A Northern District of New York court has permanently enjoined the statewide requirement that employers include a notice of workers’ rights and remedies in their employee handbooks regarding the prohibition on discrimination based on reproductive health care choices.

The requirement, which took effect in November 2019, was part of a broader bill amending the New York Labor Law to prohibit employers from accessing information on employees’ or dependents’ reproductive health without prior consent, as well as generally prohibiting discrimination and retaliatory action against an employee with respect to “compensation, terms, conditions or privileges of employment because of or on the basis of the employee’s or dependent’s reproductive health decision making, including but not limited to, a decision to use or access a particular drug, device or medical service.”  To that end, employers that maintain an employee handbook were required to include in the handbook a notice of employee rights and remedies under this law.

In CompassCare et al. v. Cuomo, Case 1:19-cv-01409-TJM-DJS, several faith-based employers challenged the law in its entirety on the basis of violations of constitutional protections under the First Amendment.  While the majority of the claims were previously dismissed, in its March 29, 2022 decision, the Northern District of New York found that the notice requirement compelled the Plaintiffs to deliver a message contrary to their religious beliefs as they relate to reproductive choices including birth control and abortion.  Specifically, the court found that “Plaintiffs’ handbooks . . . represent Plaintiffs’ statements to their employees about the rules that govern conduct in the workplace, the values of the organizations, and the religious perspective that guides the organizations’ operations,” and, as such, “[r]equiring that Plaintiffs also include in those handbooks a statement that the law protects employees who engage in behavior contrary to that promoted by the Plaintiffs would compel them to promote a message about conduct contrary to their religious perspective.”

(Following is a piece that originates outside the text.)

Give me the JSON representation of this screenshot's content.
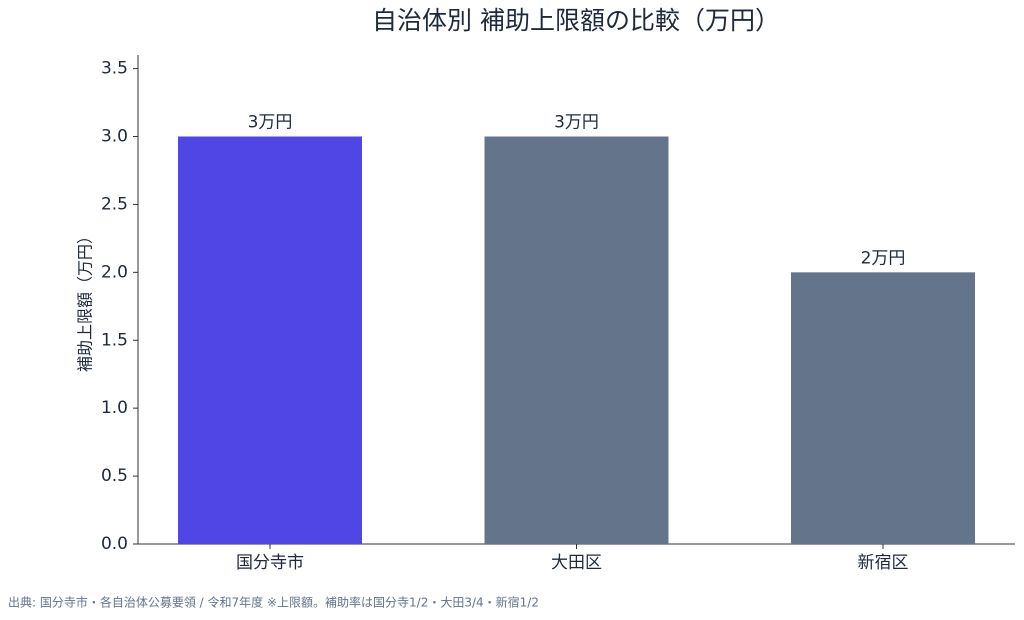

The district court further found that, applying the strict scrutiny standard, the State of New York failed to prove that requiring written notice in employee handbooks is the least restrictive means to achieve the State’s interest in ensuring workers have notice of their rights under the law.  Specifically, the court found that State did not demonstrate why offering the information “in a variety of other ways, including by advertising the provision generally, producing posters to be placed in workers’ view at the job site, and in general statements of workers’ rights provided by the Department [of Labor] itself” would not achieve the same goals, as “[d]oing so would not require the Plaintiffs to produce such speech themselves, or to include that speech in handbooks describing workers’ rights and responsibilities produced under the employers’ imprimatur.”

Based on the above, the court concluded that the law’s notice requirement runs afoul of the First Amendment’s free speech protections, and further that Plaintiffs would suffer irreparable harm from the provision and lack an adequate remedy at law, and therefore the requirement must be permanently enjoined.

While it remains to be seen whether the decision will be appealed, for the moment employers in New York are no longer obligated to include the written notice in their employee handbooks.  We will continue to monitor and report on further developments.